Public Safety radio traffic at a new language

I have an ever growing collection of public safety radio transmissions. I am working on labeling them and once I have enough labeled I intend to use DeepSpeech to build a model to understand them. Does anyone else have an interest in doing this?

I have interest in this how would you label them? I can help if you like.

I am building a tool that plays a transmission and allows the user to type in what they heard. It has a textbook per talker (based on radio ID). The user plays the audio, can seek back 10 seconds to re-hear a part, and then hits next to submit the translation and hear another.

I hope to have it online in the next week or so.

I currently have a couple of counties around St. Louis covered and am hoping to work with the OpenMHZ guy to get traffic from other areas.

That’s awesome would love to help in any way. Will the tool be online to use? How do you plan to you plan on deploying it?

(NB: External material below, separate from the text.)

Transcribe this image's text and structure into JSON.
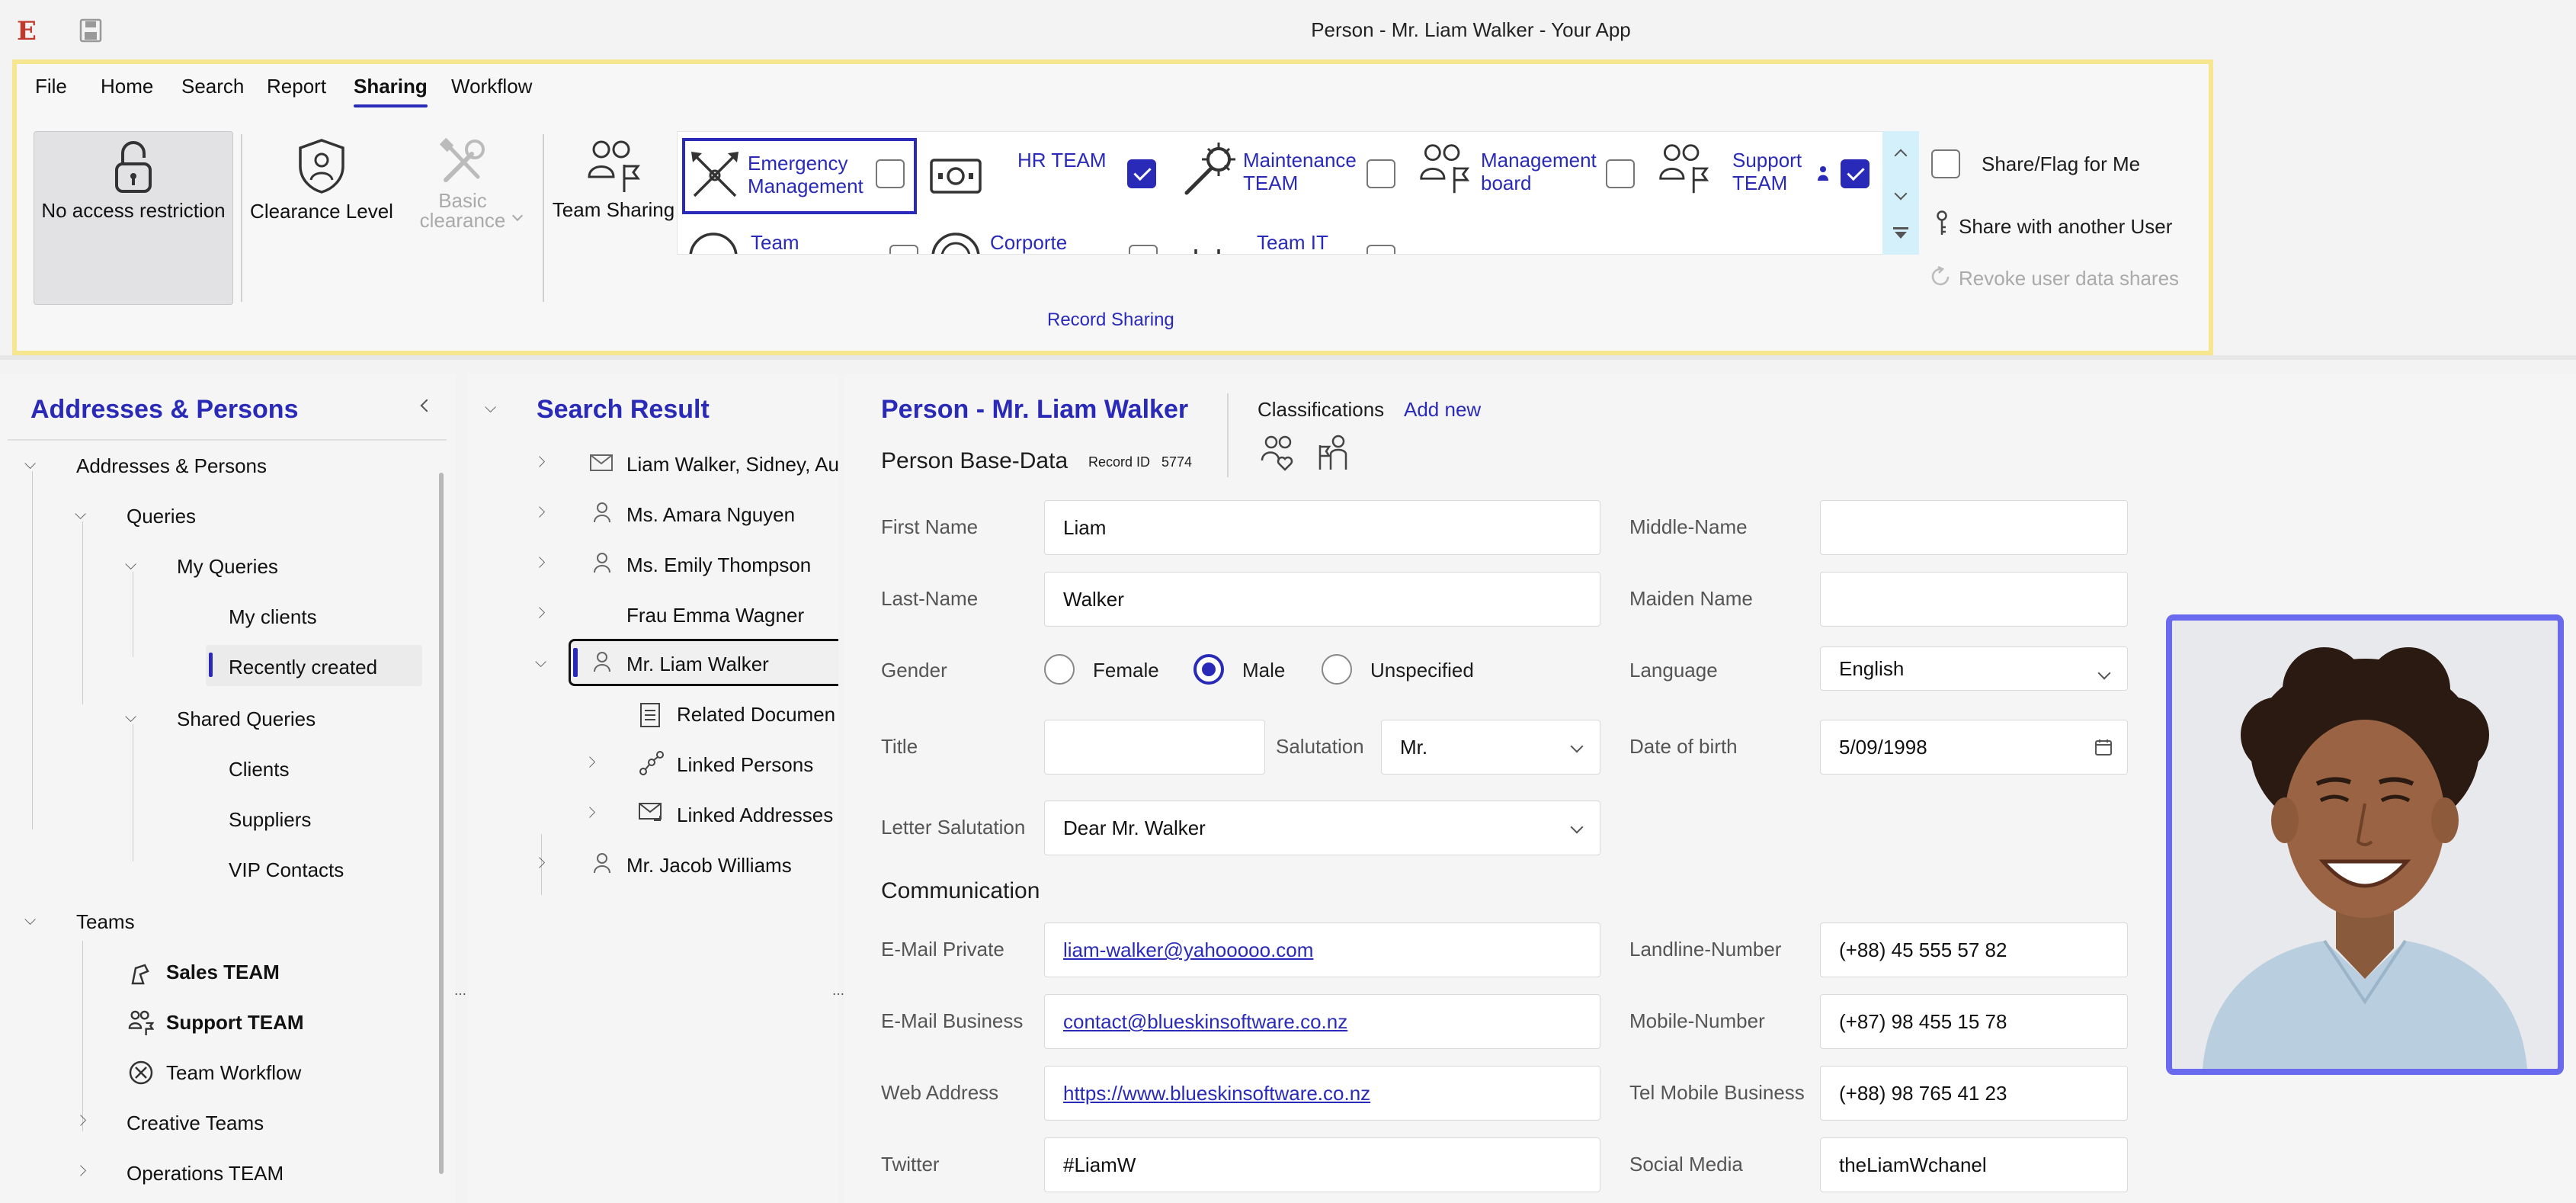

I know this is ancient! I got some help from a friend and we have an interface that will present each transmission. The audio is captured from a digital system so we have metadata indicating which radio ID is speaking at each timestamp. This allows us to break the transmission up and allow the user to hear the whole thing, or play each speaker’s piece separately. The user can type in what they heard on each part and submit it to get another transmission. This will allow labelers to go through the radio traffic relatively quickly. We have a backend system that receives and decodes the radio traffic and provides the metadata and audio to the UI. It also accepts the labelling and adds that to the metadata.

An example would be “Dispatch 235, 235 go ahead, I’m clear this subject, citation given, clear at 19:35”. This represents a police officer talking to dispatch and would have 3 boxes to fill in.

I run several capture boxes capturing radio traffic in a few metro areas and I run the UI and backend in a docker container locally. I will be working to clean it up a little and then get it hosted publicly. I think that I can get help from the RadioReference and other Scanner communities to label traffic if I explain what it’s for. Eventually the labelled dataset could be used to accurately transcribe radio traffic, perform sentiment analysis, as well as auto-generate events based on what is happening.

1 Like

Apologies, I know this is an old form. However, I am working on doing the exact same thing right now, my data set is a little small though. Would you be willing to share your data set by chance?